就這樣,丹邁軍最後的扭轉頹勢的機會喪失了。接下來,隻剩下騎兵對步兵的屠殺。雖然此時這個哥德堡裏,丹邁士兵的數量還是衝進來的睿典騎兵的三倍,卻沒法再組織起陣型,已無力還擊了……
黑衣少年帶著這支騎兵,衝垮了敵營,順手放倒軍營裏的火把點燃軍營。然後,順著街道在市中心衝了一大圈!又殺了幾百個火槍兵和長矛兵,騎兵的傷亡卻是個位數!丹邁士兵本來正在往軍營支援,卻看到軍營崩潰,便開始一哄而散。此時又沒有一個高級軍官站出來組織隊伍,於是潰散一發不可收拾……
很快,哥德堡裏就見不到二十人以上的丹邁軍,隻能看到滿城亂跑、三三兩兩的潰軍!而這時,哥德堡裏的丹邁軍人數還是睿典騎兵的兩倍多!
騎兵團已然在哥德堡裏繞了好幾圈。從開始進攻到現在,不過半個小時,卻已是人困馬乏。這時,尼亞下令全軍從原路返回。

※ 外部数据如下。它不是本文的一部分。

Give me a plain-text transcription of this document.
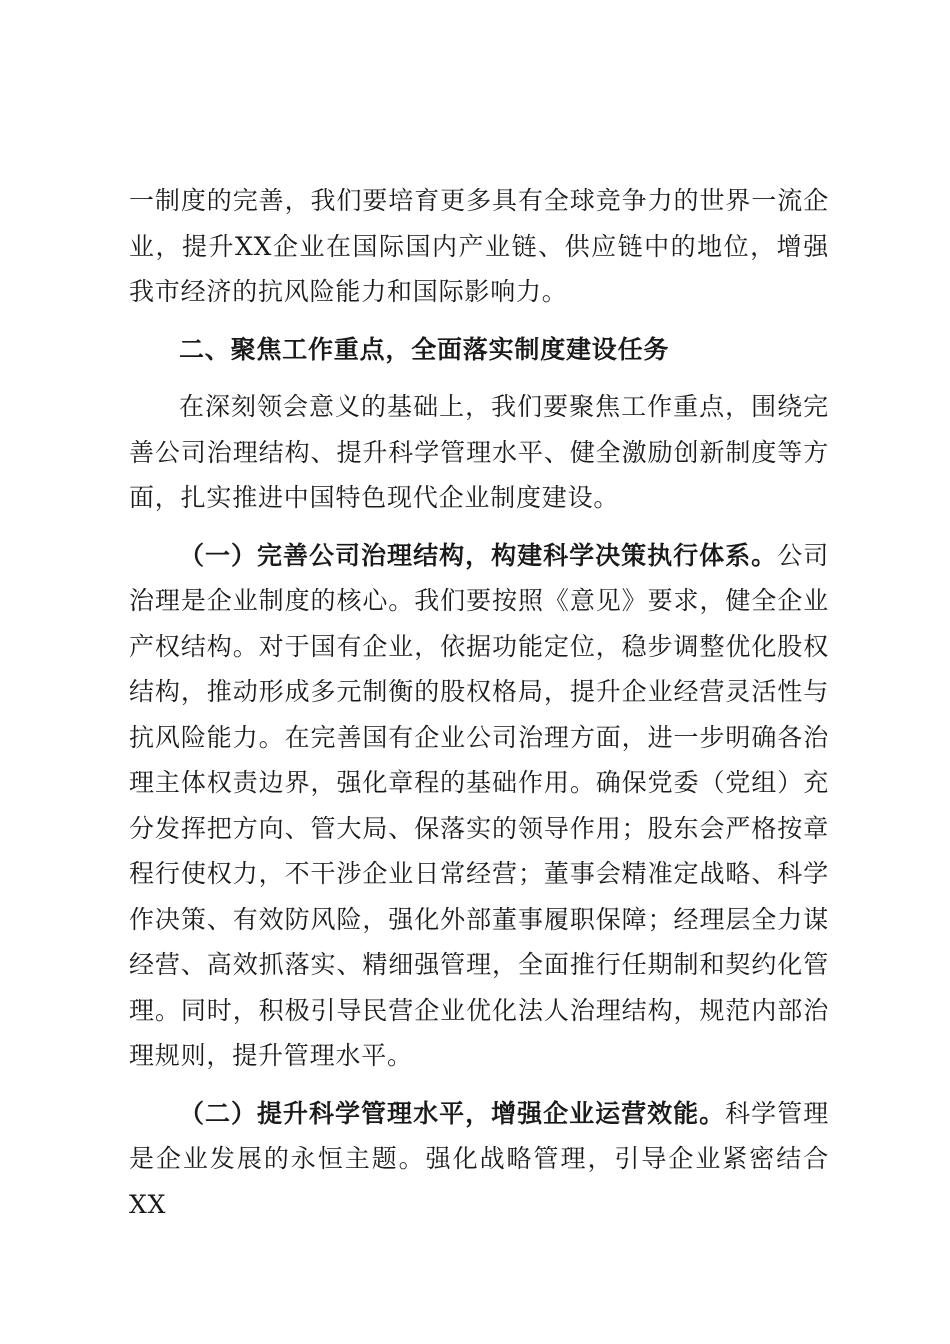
一制度的完善，我们要培育更多具有全球竞争力的世界一流企业，提升XX企业在国际国内产业链、供应链中的地位，增强我市经济的抗风险能力和国际影响力。

二、聚焦工作重点，全面落实制度建设任务

在深刻领会意义的基础上，我们要聚焦工作重点，围绕完善公司治理结构、提升科学管理水平、健全激励创新制度等方面，扎实推进中国特色现代企业制度建设。

（一）完善公司治理结构，构建科学决策执行体系。公司治理是企业制度的核心。我们要按照《意见》要求，健全企业产权结构。对于国有企业，依据功能定位，稳步调整优化股权结构，推动形成多元制衡的股权格局，提升企业经营灵活性与抗风险能力。在完善国有企业公司治理方面，进一步明确各治理主体权责边界，强化章程的基础作用。确保党委（党组）充分发挥把方向、管大局、保落实的领导作用；股东会严格按章程行使权力，不干涉企业日常经营；董事会精准定战略、科学作决策、有效防风险，强化外部董事履职保障；经理层全力谋经营、高效抓落实、精细强管理，全面推行任期制和契约化管理。同时，积极引导民营企业优化法人治理结构，规范内部治理规则，提升管理水平。

（二）提升科学管理水平，增强企业运营效能。科学管理是企业发展的永恒主题。强化战略管理，引导企业紧密结合XX
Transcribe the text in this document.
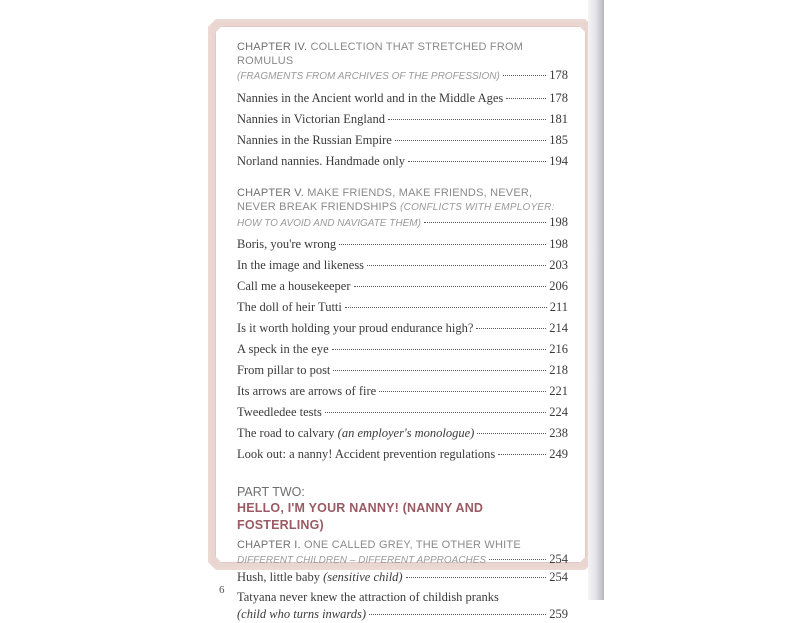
CHAPTER IV. COLLECTION THAT STRETCHED FROM ROMULUS
(FRAGMENTS FROM ARCHIVES OF THE PROFESSION)	178
Nannies in the Ancient world and in the Middle Ages	178
Nannies in Victorian England	181
Nannies in the Russian Empire	185
Norland nannies. Handmade only	194
CHAPTER V. MAKE FRIENDS, MAKE FRIENDS, NEVER,
NEVER BREAK FRIENDSHIPS (CONFLICTS WITH EMPLOYER:
HOW TO AVOID AND NAVIGATE THEM)	198
Boris, you're wrong	198
In the image and likeness	203
Call me a housekeeper	206
The doll of heir Tutti	211
Is it worth holding your proud endurance high?	214
A speck in the eye	216
From pillar to post	218
Its arrows are arrows of fire	221
Tweedledee tests	224
The road to calvary (an employer's monologue)	238
Look out: a nanny! Accident prevention regulations	249
PART TWO:
HELLO, I'M YOUR NANNY! (NANNY AND FOSTERLING)
CHAPTER I. ONE CALLED GREY, THE OTHER WHITE
DIFFERENT CHILDREN – DIFFERENT APPROACHES	254
Hush, little baby (sensitive child)	254
Tatyana never knew the attraction of childish pranks
(child who turns inwards)	259
6
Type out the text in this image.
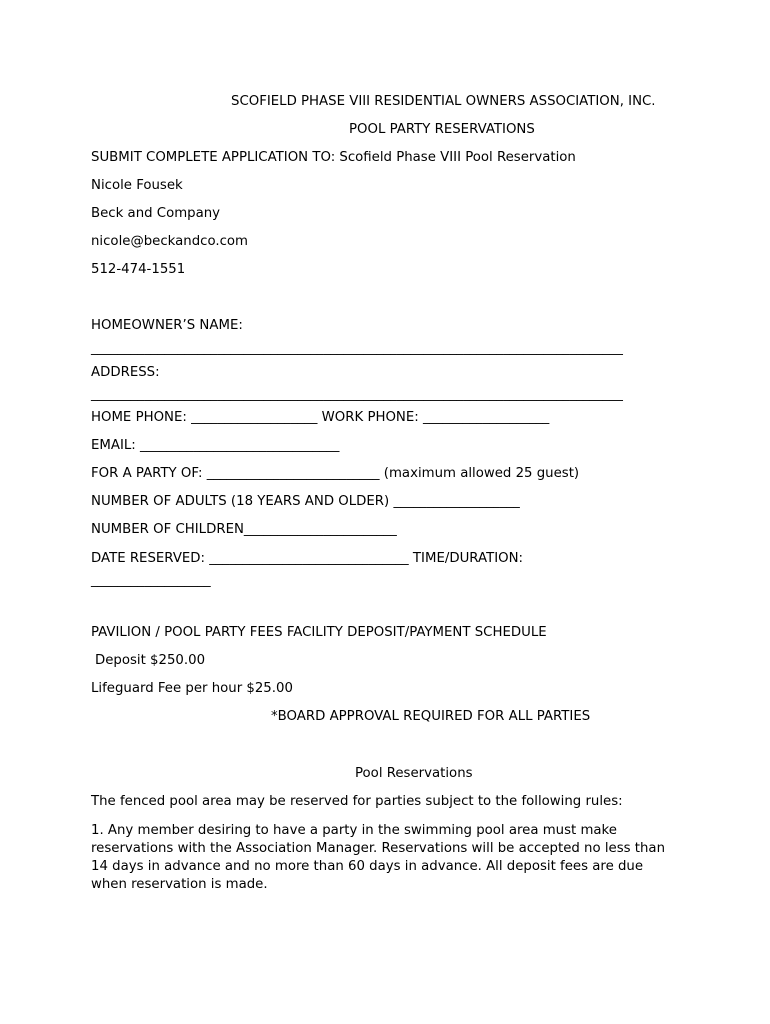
SCOFIELD PHASE VIII RESIDENTIAL OWNERS ASSOCIATION, INC.
POOL PARTY RESERVATIONS
SUBMIT COMPLETE APPLICATION TO: Scofield Phase VIII Pool Reservation
Nicole Fousek
Beck and Company
nicole@beckandco.com
512-474-1551
HOMEOWNER’S NAME:
________________________________________________________________________________
ADDRESS:
________________________________________________________________________________
HOME PHONE: ___________________ WORK PHONE: ___________________
EMAIL: ______________________________
FOR A PARTY OF: __________________________ (maximum allowed 25 guest)
NUMBER OF ADULTS (18 YEARS AND OLDER) ___________________
NUMBER OF CHILDREN_______________________
DATE RESERVED: ______________________________ TIME/DURATION:
__________________
PAVILION / POOL PARTY FEES FACILITY DEPOSIT/PAYMENT SCHEDULE
Deposit $250.00
Lifeguard Fee per hour $25.00
*BOARD APPROVAL REQUIRED FOR ALL PARTIES
Pool Reservations
The fenced pool area may be reserved for parties subject to the following rules:
1. Any member desiring to have a party in the swimming pool area must make reservations with the Association Manager. Reservations will be accepted no less than 14 days in advance and no more than 60 days in advance. All deposit fees are due when reservation is made.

再經過那處城牆的缺口時,負責警戒的士兵早已跑光了。城牆上一個人影都沒有。
回首望去,百米開外,隻能看到無數屍體堆積在遠處,更多的潰逃士兵瘋了一般往城外跑,火槍和長矛被丟得滿地都是。驚恐絕望的嘶吼和咒罵,響徹不休……
更遠處,丹邁軍的營地早已失火,被點燃的軍帳和各種軍需物資仿佛煙花,綻放不休,騰騰的橘黃色煙霧升上天際。時不時的一聲爆響,火花一閃——那是軍營裏分裝的火藥顆粒被大火點燃。
一眼望去,仿若地獄。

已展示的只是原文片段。